The recommended way for build tools to generate .mdi files is to use the small static library libmame_srcdbg_static.a. The source code resides in the MAME tree at src/lib/srcdbg, and the library gets built to a configuration-specific subdirectory, such as build/linux_gcc/bin/x64/Release/libmame_srcdbg_static.a. The header file srcdbg_api.h includes declarations and documentation for the C functions comprising the API, along with comments that describe how to use them.

Danger

Tools must not rely on any functionality other than that declared in srcdbg_api.h and srcdbg_format.h. Other files will change without warning.

Tools written in C++ can include srcdbg_api.h and link to libmame_srcdbg_static.a without any further makefile changes. Since the library's API is pure C, tools written in C can also include srcdbg_api.h and link to libmame_srcdbg_static.a, but will need to add the C++ standard library to the link line (as the library's implementation is C++). For example, cc -m64 -o mytool mytool.c -L/path/to/lib/dir -lmame_srcdbg_static -lstdc++. Note that -lstdc++ must appear at the end.

Tools not written in C or C++ may be able to use the shared library libmame_srcdbg_shared.so or mame_srcdbg_shared.dll, assuming the tool is written in a language that supports interfacing with shared libraries.
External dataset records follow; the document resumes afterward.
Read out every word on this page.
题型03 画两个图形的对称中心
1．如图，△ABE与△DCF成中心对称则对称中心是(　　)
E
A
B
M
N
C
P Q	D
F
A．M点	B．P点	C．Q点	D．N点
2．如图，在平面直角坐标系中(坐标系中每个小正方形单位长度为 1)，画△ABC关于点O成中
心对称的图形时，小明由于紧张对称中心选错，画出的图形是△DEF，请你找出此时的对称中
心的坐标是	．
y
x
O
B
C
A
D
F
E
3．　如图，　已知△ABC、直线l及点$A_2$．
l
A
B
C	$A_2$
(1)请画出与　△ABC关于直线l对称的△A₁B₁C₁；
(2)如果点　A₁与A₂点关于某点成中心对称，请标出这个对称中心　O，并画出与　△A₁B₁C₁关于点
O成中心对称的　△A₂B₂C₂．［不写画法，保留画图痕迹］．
Linux shared library versioning

On Linux the shared library follows the recommended versioning names, with the initial version of the library's real name being libmame_srcdbg_shared.so.1.0 and soname being libmame_srcdbg_shared.so.1. MAME does not have a setup program, so the responsibility is on tools redistributing the shared library to perform the usual shared library installation steps. For example, a tool might want to insulate itself from the machine's environment, and tuck its own copy of the shared library into a tool-specific folder, and use the -rpath linker option to declare where the tool can find libmame_srcdbg_shared.so at run-time. Alternatively, a tool could install libmame_srcdbg_shared.so into a machine-wide folder like /usr/lib and run sudo ldconfig to register the library and create a symbolic link from the soname to the real name. In any case, the tool will need to manually create a symbolic link from the linker name libmame_srcdbg_shared.so to either the soname (if ldconfig was run) or directly to the real name to ensure that the build-time linker can find libmame_srcdbg_shared.so. Before proceeding with any of these options, it's recommended that you read up on Linux shared library versioning, for example: https://tldp.org/HOWTO/Program-Library-HOWTO/shared-libraries.html

If consuming neither the static nor shared version of the MAME srcdbg library is feasible, tools may also manually generate the binary format directly. The format is defined in src/lib/srcdbg/srcdbg_format.h. Because this is error-prone, tools should prefer using the static or shared library over generating the binary format directly.

Viewing MAME Debugging Information Files with srcdbgdump

A small console executable, srcdbgdump is built along with other MAME tools. It may be used to view the contents of MAME Debugging Information files.